Al-Daraawi said he makes around 150 dinars ($113) a month, and managed to purchase his bicycle for 100 dinars ($141) after several months of saving.

Zaatari resident and father of five Mahmoud Zaabi said he paid 120 dinars ($169) for his bicycle after saving up for five months.

"It helps me to take my children to school, to the hospital or clinic," he said.

Zaabi told Al-Mashareq he uses his bike to transport water from the main camp reservoirs to his temporary housing unit, and sometimes transports water for others or helps them to move around the camp in return for a small fee.
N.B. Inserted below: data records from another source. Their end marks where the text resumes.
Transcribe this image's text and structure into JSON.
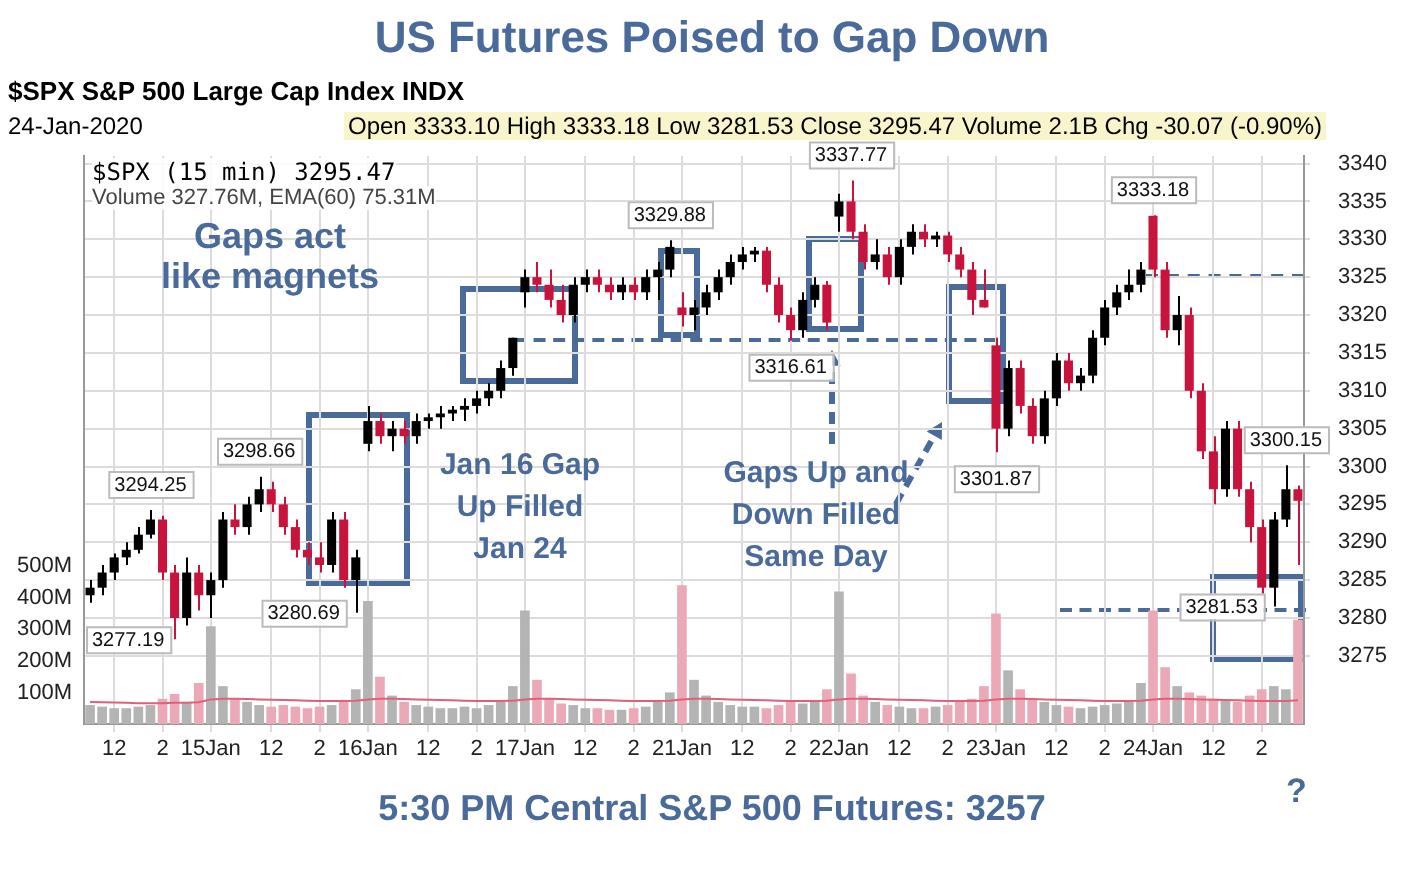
{
  "chart_data": {
    "type": "candlestick",
    "title": "US Futures Poised to Gap Down",
    "categories": [
      null,
      null,
      "12",
      null,
      null,
      null,
      "2",
      null,
      null,
      null,
      "15Jan",
      null,
      null,
      null,
      null,
      "12",
      null,
      null,
      null,
      "2",
      null,
      null,
      null,
      "16Jan",
      null,
      null,
      null,
      null,
      "12",
      null,
      null,
      null,
      "2",
      null,
      null,
      null,
      "17Jan",
      null,
      null,
      null,
      null,
      "12",
      null,
      null,
      null,
      "2",
      null,
      null,
      null,
      "21Jan",
      null,
      null,
      null,
      null,
      "12",
      null,
      null,
      null,
      "2",
      null,
      null,
      null,
      "22Jan",
      null,
      null,
      null,
      null,
      "12",
      null,
      null,
      null,
      "2",
      null,
      null,
      null,
      "23Jan",
      null,
      null,
      null,
      null,
      "12",
      null,
      null,
      null,
      "2",
      null,
      null,
      null,
      "24Jan",
      null,
      null,
      null,
      null,
      "12",
      null,
      null,
      null,
      "2",
      null,
      null,
      null
    ],
    "series": [
      {
        "ohlc": [
          [
            3283,
            3285,
            3282,
            3284
          ],
          [
            3284,
            3287,
            3283,
            3286
          ],
          [
            3286,
            3288.5,
            3285,
            3288
          ],
          [
            3288,
            3290,
            3287,
            3289
          ],
          [
            3289,
            3292,
            3288.5,
            3291
          ],
          [
            3291,
            3294.25,
            3290.5,
            3293
          ],
          [
            3293,
            3293.5,
            3285,
            3286
          ],
          [
            3286,
            3287,
            3277.19,
            3280
          ],
          [
            3280,
            3288,
            3279,
            3286
          ],
          [
            3286,
            3287,
            3281,
            3283
          ],
          [
            3283,
            3286,
            3280,
            3285
          ],
          [
            3285,
            3294,
            3284,
            3293
          ],
          [
            3293,
            3295,
            3291,
            3292
          ],
          [
            3292,
            3296,
            3291,
            3295
          ],
          [
            3295,
            3298.66,
            3294,
            3297
          ],
          [
            3297,
            3298,
            3294,
            3295
          ],
          [
            3295,
            3296,
            3291,
            3292
          ],
          [
            3292,
            3293,
            3288,
            3289
          ],
          [
            3289,
            3290,
            3287,
            3288
          ],
          [
            3288,
            3290,
            3286,
            3287
          ],
          [
            3287,
            3294,
            3286,
            3293
          ],
          [
            3293,
            3294,
            3284,
            3285
          ],
          [
            3285,
            3289,
            3280.69,
            3288
          ],
          [
            3303,
            3308,
            3302,
            3306
          ],
          [
            3306,
            3307,
            3303,
            3304
          ],
          [
            3304,
            3306,
            3302,
            3305
          ],
          [
            3305,
            3306,
            3303,
            3304
          ],
          [
            3304,
            3307,
            3303,
            3306
          ],
          [
            3306,
            3307,
            3305,
            3306.5
          ],
          [
            3306.5,
            3308,
            3305,
            3307
          ],
          [
            3307,
            3308,
            3306,
            3307.5
          ],
          [
            3307.5,
            3309,
            3306,
            3308
          ],
          [
            3308,
            3310,
            3307,
            3309
          ],
          [
            3309,
            3311,
            3308,
            3310
          ],
          [
            3310,
            3314,
            3309,
            3313
          ],
          [
            3313,
            3317,
            3312,
            3317
          ],
          [
            3323,
            3326,
            3321,
            3325
          ],
          [
            3325,
            3327,
            3323,
            3324
          ],
          [
            3324,
            3326,
            3321,
            3322
          ],
          [
            3322,
            3324,
            3319,
            3320
          ],
          [
            3320,
            3325,
            3319,
            3324
          ],
          [
            3324,
            3326,
            3323,
            3325
          ],
          [
            3325,
            3326,
            3323,
            3324
          ],
          [
            3324,
            3325,
            3322,
            3323
          ],
          [
            3323,
            3325,
            3322,
            3324
          ],
          [
            3324,
            3325,
            3322,
            3323
          ],
          [
            3323,
            3326,
            3322,
            3325
          ],
          [
            3325,
            3327,
            3322,
            3326
          ],
          [
            3326,
            3329.88,
            3325,
            3329
          ],
          [
            3321,
            3323,
            3318.5,
            3320
          ],
          [
            3320,
            3322,
            3318,
            3321
          ],
          [
            3321,
            3324,
            3320,
            3323
          ],
          [
            3323,
            3326,
            3322,
            3325
          ],
          [
            3325,
            3328,
            3324,
            3327
          ],
          [
            3327,
            3329,
            3326,
            3328
          ],
          [
            3328,
            3329,
            3327,
            3328.5
          ],
          [
            3328.5,
            3329,
            3323,
            3324
          ],
          [
            3324,
            3325,
            3319,
            3320
          ],
          [
            3320,
            3321,
            3316.61,
            3318
          ],
          [
            3318,
            3323,
            3317,
            3322
          ],
          [
            3322,
            3325,
            3321,
            3324
          ],
          [
            3324,
            3324.5,
            3318,
            3319
          ],
          [
            3333,
            3336,
            3331,
            3335
          ],
          [
            3335,
            3337.77,
            3330,
            3331
          ],
          [
            3331,
            3332,
            3326,
            3327
          ],
          [
            3327,
            3330,
            3326,
            3328
          ],
          [
            3328,
            3329,
            3324,
            3325
          ],
          [
            3325,
            3330,
            3324,
            3329
          ],
          [
            3329,
            3332,
            3328,
            3331
          ],
          [
            3331,
            3332,
            3329,
            3330
          ],
          [
            3330,
            3331,
            3329,
            3330.5
          ],
          [
            3330.5,
            3331,
            3327,
            3328
          ],
          [
            3328,
            3329,
            3325,
            3326
          ],
          [
            3326,
            3327,
            3320,
            3322
          ],
          [
            3322,
            3326,
            3321,
            3321
          ],
          [
            3316,
            3317,
            3301.87,
            3305
          ],
          [
            3305,
            3314,
            3304,
            3313
          ],
          [
            3313,
            3314,
            3307,
            3308
          ],
          [
            3308,
            3309,
            3303,
            3304
          ],
          [
            3304,
            3310,
            3303,
            3309
          ],
          [
            3309,
            3315,
            3308,
            3314
          ],
          [
            3314,
            3315,
            3310,
            3311
          ],
          [
            3311,
            3313,
            3310,
            3312
          ],
          [
            3312,
            3318,
            3311,
            3317
          ],
          [
            3317,
            3322,
            3316,
            3321
          ],
          [
            3321,
            3324,
            3320,
            3323
          ],
          [
            3323,
            3326,
            3322,
            3324
          ],
          [
            3324,
            3327,
            3323,
            3326
          ],
          [
            3333.1,
            3333.18,
            3325,
            3326
          ],
          [
            3326,
            3327,
            3317,
            3318
          ],
          [
            3318,
            3322.5,
            3316,
            3320
          ],
          [
            3320,
            3321,
            3309,
            3310
          ],
          [
            3310,
            3311,
            3301,
            3302
          ],
          [
            3302,
            3304,
            3295,
            3297
          ],
          [
            3297,
            3306,
            3296,
            3305
          ],
          [
            3305,
            3306,
            3296,
            3297
          ],
          [
            3297,
            3298,
            3290,
            3292
          ],
          [
            3292,
            3293,
            3283,
            3284
          ],
          [
            3284,
            3294,
            3281.53,
            3293
          ],
          [
            3293,
            3300.15,
            3292,
            3297
          ],
          [
            3297,
            3297.5,
            3287,
            3295.47
          ]
        ],
        "colors": [
          "#000000",
          "#000000",
          "#000000",
          "#000000",
          "#000000",
          "#000000",
          "#c8143c",
          "#c8143c",
          "#000000",
          "#c8143c",
          "#000000",
          "#000000",
          "#c8143c",
          "#000000",
          "#000000",
          "#c8143c",
          "#c8143c",
          "#c8143c",
          "#c8143c",
          "#c8143c",
          "#000000",
          "#c8143c",
          "#000000",
          "#000000",
          "#c8143c",
          "#000000",
          "#c8143c",
          "#000000",
          "#000000",
          "#000000",
          "#000000",
          "#000000",
          "#000000",
          "#000000",
          "#000000",
          "#000000",
          "#000000",
          "#c8143c",
          "#c8143c",
          "#c8143c",
          "#000000",
          "#000000",
          "#c8143c",
          "#c8143c",
          "#000000",
          "#c8143c",
          "#000000",
          "#000000",
          "#000000",
          "#c8143c",
          "#000000",
          "#000000",
          "#000000",
          "#000000",
          "#000000",
          "#000000",
          "#c8143c",
          "#c8143c",
          "#c8143c",
          "#000000",
          "#000000",
          "#c8143c",
          "#000000",
          "#c8143c",
          "#c8143c",
          "#000000",
          "#c8143c",
          "#000000",
          "#000000",
          "#c8143c",
          "#000000",
          "#c8143c",
          "#c8143c",
          "#c8143c",
          "#c8143c",
          "#c8143c",
          "#000000",
          "#c8143c",
          "#c8143c",
          "#000000",
          "#000000",
          "#c8143c",
          "#000000",
          "#000000",
          "#000000",
          "#000000",
          "#000000",
          "#000000",
          "#c8143c",
          "#c8143c",
          "#000000",
          "#c8143c",
          "#c8143c",
          "#c8143c",
          "#000000",
          "#c8143c",
          "#c8143c",
          "#c8143c",
          "#000000",
          "#000000",
          "#c8143c"
        ]
      },
      {
        "type": "bar",
        "axis": "y2",
        "values": [
          60,
          55,
          50,
          50,
          55,
          60,
          80,
          95,
          70,
          130,
          310,
          120,
          80,
          70,
          60,
          55,
          60,
          55,
          50,
          55,
          60,
          75,
          110,
          390,
          150,
          90,
          70,
          60,
          55,
          50,
          50,
          55,
          50,
          60,
          70,
          120,
          360,
          140,
          80,
          65,
          60,
          50,
          50,
          45,
          45,
          50,
          55,
          70,
          100,
          440,
          140,
          90,
          70,
          60,
          55,
          55,
          50,
          60,
          70,
          65,
          75,
          110,
          420,
          160,
          90,
          70,
          60,
          55,
          50,
          50,
          55,
          60,
          70,
          80,
          120,
          350,
          170,
          110,
          80,
          70,
          60,
          55,
          50,
          55,
          60,
          65,
          70,
          130,
          360,
          180,
          120,
          100,
          90,
          80,
          75,
          70,
          90,
          110,
          120,
          110,
          330
        ],
        "colors": [
          "#b4b4b4",
          "#b4b4b4",
          "#b4b4b4",
          "#b4b4b4",
          "#b4b4b4",
          "#b4b4b4",
          "#eba9b8",
          "#eba9b8",
          "#b4b4b4",
          "#eba9b8",
          "#b4b4b4",
          "#b4b4b4",
          "#eba9b8",
          "#b4b4b4",
          "#b4b4b4",
          "#eba9b8",
          "#eba9b8",
          "#eba9b8",
          "#eba9b8",
          "#eba9b8",
          "#b4b4b4",
          "#eba9b8",
          "#b4b4b4",
          "#b4b4b4",
          "#eba9b8",
          "#b4b4b4",
          "#eba9b8",
          "#b4b4b4",
          "#b4b4b4",
          "#b4b4b4",
          "#b4b4b4",
          "#b4b4b4",
          "#b4b4b4",
          "#b4b4b4",
          "#b4b4b4",
          "#b4b4b4",
          "#b4b4b4",
          "#eba9b8",
          "#eba9b8",
          "#eba9b8",
          "#b4b4b4",
          "#b4b4b4",
          "#eba9b8",
          "#eba9b8",
          "#b4b4b4",
          "#eba9b8",
          "#b4b4b4",
          "#b4b4b4",
          "#b4b4b4",
          "#eba9b8",
          "#b4b4b4",
          "#b4b4b4",
          "#b4b4b4",
          "#b4b4b4",
          "#b4b4b4",
          "#b4b4b4",
          "#eba9b8",
          "#eba9b8",
          "#eba9b8",
          "#b4b4b4",
          "#b4b4b4",
          "#eba9b8",
          "#b4b4b4",
          "#eba9b8",
          "#eba9b8",
          "#b4b4b4",
          "#eba9b8",
          "#b4b4b4",
          "#b4b4b4",
          "#eba9b8",
          "#b4b4b4",
          "#eba9b8",
          "#eba9b8",
          "#eba9b8",
          "#eba9b8",
          "#eba9b8",
          "#b4b4b4",
          "#eba9b8",
          "#eba9b8",
          "#b4b4b4",
          "#b4b4b4",
          "#eba9b8",
          "#b4b4b4",
          "#b4b4b4",
          "#b4b4b4",
          "#b4b4b4",
          "#b4b4b4",
          "#b4b4b4",
          "#eba9b8",
          "#eba9b8",
          "#b4b4b4",
          "#eba9b8",
          "#eba9b8",
          "#eba9b8",
          "#b4b4b4",
          "#eba9b8",
          "#eba9b8",
          "#eba9b8",
          "#b4b4b4",
          "#b4b4b4",
          "#eba9b8"
        ]
      },
      {
        "type": "line",
        "axis": "y2",
        "color": "#e0607a",
        "values": [
          70,
          69,
          68,
          67,
          66,
          66,
          66,
          67,
          67,
          69,
          78,
          80,
          80,
          79,
          78,
          77,
          76,
          75,
          74,
          73,
          73,
          73,
          74,
          78,
          80,
          80,
          79,
          78,
          77,
          76,
          75,
          74,
          73,
          73,
          73,
          74,
          78,
          80,
          80,
          79,
          78,
          77,
          76,
          75,
          74,
          73,
          73,
          73,
          74,
          78,
          80,
          80,
          79,
          78,
          77,
          76,
          75,
          74,
          73,
          73,
          73,
          74,
          78,
          80,
          80,
          79,
          78,
          77,
          76,
          75,
          74,
          73,
          73,
          73,
          74,
          78,
          80,
          80,
          79,
          78,
          77,
          76,
          75,
          74,
          73,
          73,
          73,
          74,
          78,
          80,
          80,
          79,
          78,
          77,
          76,
          75,
          74,
          73,
          73,
          73,
          75
        ]
      }
    ],
    "ylim": [
      3266,
      3341
    ],
    "yticks": [
      3275,
      3280,
      3285,
      3290,
      3295,
      3300,
      3305,
      3310,
      3315,
      3320,
      3325,
      3330,
      3335,
      3340
    ],
    "y2lim": [
      0,
      1800
    ],
    "y2ticks": [
      {
        "value": 100,
        "label": "100M"
      },
      {
        "value": 200,
        "label": "200M"
      },
      {
        "value": 300,
        "label": "300M"
      },
      {
        "value": 400,
        "label": "400M"
      },
      {
        "value": 500,
        "label": "500M"
      }
    ],
    "grid": true,
    "annotations": [
      "$SPX S&P 500 Large Cap Index INDX",
      "24-Jan-2020",
      "Open 3333.10 High 3333.18 Low 3281.53 Close 3295.47 Volume 2.1B Chg -30.07 (-0.90%)",
      "$SPX (15 min) 3295.47",
      "Volume 327.76M, EMA(60) 75.31M",
      "Gaps act like magnets",
      "Jan 16 Gap Up Filled Jan 24",
      "Gaps Up and Down Filled Same Day",
      "5:30 PM Central S&P 500 Futures: 3257",
      "?",
      {
        "text": "3294.25",
        "y": 3294.25
      },
      {
        "text": "3277.19",
        "y": 3277.19
      },
      {
        "text": "3298.66",
        "y": 3298.66
      },
      {
        "text": "3280.69",
        "y": 3280.69
      },
      {
        "text": "3329.88",
        "y": 3329.88
      },
      {
        "text": "3316.61",
        "y": 3316.61
      },
      {
        "text": "3337.77",
        "y": 3337.77
      },
      {
        "text": "3301.87",
        "y": 3301.87
      },
      {
        "text": "3333.18",
        "y": 3333.18
      },
      {
        "text": "3300.15",
        "y": 3300.15
      },
      {
        "text": "3281.53",
        "y": 3281.53
      }
    ]
  }
}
Getting around the camp, which often records extreme temperatures, is quite difficult, particularly for the elderly, he said, as there are long distances between some parts of the camp, which can take half an hour or more on foot.

Samer Yahya, who works at a bicycle repair shop in Zaatari, told Al-Mashareq there is high demand among refugees of all ages for bicycles.

Several bicycle maintenance and repair shops have sprung up around the camp, he noted, adding that some shops also offer bikes for hire.

“Four years ago there was only a small number of bicycles and there was not much profit to go around, but now bicycles have become ubiquitous and business has picked up," he said.